Chris's research focuses on the incredibly small variations found in different repetitions of a zebra finch's song. Although a zebra finch ostensibly always sings the same song, the vast amount of data at Chris' disposal allows him to examine minute variations in the time structure of the song. The reasoning behind this approach is simple, but subtle. The idea is that variations in song timing are produced by fluctuations in the operation of neural circuits responsible for producing song. Thus, by studying the variations in song timing, Chris should be able to make inferences about the neural circuits responsible for song production. In addition, any accurate model of song production should reproduce the patterns seen in the behavior.

One of the reasons Chris' approach to studying birdsong is so new is because such an analysis would not have been possible a decade ago. To perform a detailed study of such small timing variations requires the storage and analysis of large quantities of data, a process not available until recent years. In Dr. Troyer's lab, significant effort has gone into creating tools for recording, storing, and analyzing bird song. Much of Chris' data analysis is done automatically by computer. Chris screens the results manually to be sure the data was processed correctly, and provides the human brain necessary to interpret the results.

Birds are not music boxes

One of the results of Chris' research has been the discovery that when a song is longer or shorter than average, the individual components that make up the song all tend to be correspondingly longer or shorter as well. This indicates that there is likely some sort of global timing mechanism which affects all aspects of song production. Such a global timing mechanism would be in line with a recently proposed “music box” model of song production, in which the sounds that make up a song (and the spaces between them) are generated using a single “clock” for timing. However, global tempo changes do not tell the whole story about song production.

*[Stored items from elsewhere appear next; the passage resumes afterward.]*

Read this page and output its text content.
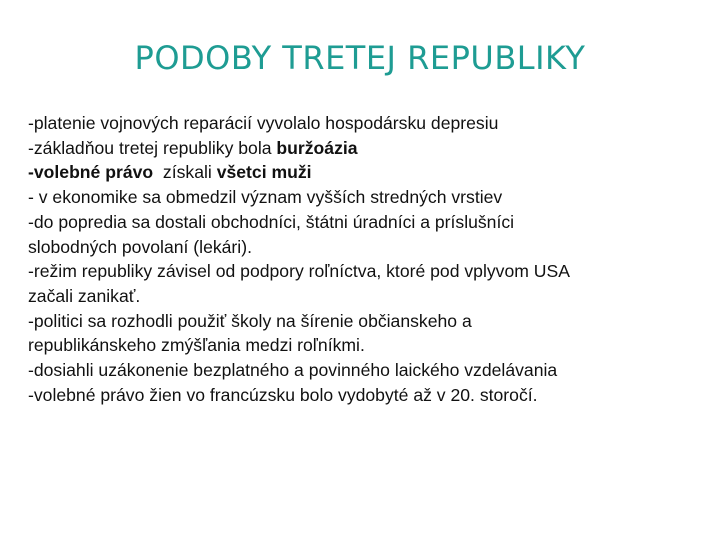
PODOBY TRETEJ REPUBLIKY
-platenie vojnových reparácií vyvolalo hospodársku depresiu
-základňou tretej republiky bola buržoázia
-volebné právo  získali všetci muži
- v ekonomike sa obmedzil význam vyšších stredných vrstiev
-do popredia sa dostali obchodníci, štátni úradníci a príslušníci
slobodných povolaní (lekári).
-režim republiky závisel od podpory roľníctva, ktoré pod vplyvom USA
začali zanikať.
-politici sa rozhodli použiť školy na šírenie občianskeho a
republikánskeho zmýšľania medzi roľníkmi.
-dosiahli uzákonenie bezplatného a povinného laického vzdelávania
-volebné právo žien vo francúzsku bolo vydobyté až v 20. storočí.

Having determined that sounds within the song (called syllables) and the gaps between them tend to stretch and compress along with the song, Chris went on to ask whether or not syllables and gaps stretched equally as the overall song length changed. What he found was that as a song's length changed, gaps and syllables both changed in length with the song, but the length of the gaps changed more than the length of the syllables. This difference in elasticity between syllables and gaps suggests that they have separate representations within the brain of the zebra finch, a feature not accounted for in the “music box” model of song production.

From measurements to models

Currently, Chris is working on a model for song production which can account for the patterns he has seen within his data thus far. He is interested in more than just song production, however. Chris also wants to understand how zebra finches learn to sing their songs. All of the data for his experiments so far come from mature birds with fully developed songs. Eventually, Chris plans to perform a similar analysis of song production in juvenile birds who are in the late stages of learning their songs. He hopes that by examining the variability of juvenile songs as they “solidify” he will be able to create a model for juvenile song production and use it to hypothesize mechanisms of song development. With luck, his research will teach us more about sensorimotor learning in general and perhaps even provide insight into speech development in humans, a process which in some respects parallels birdsong learning.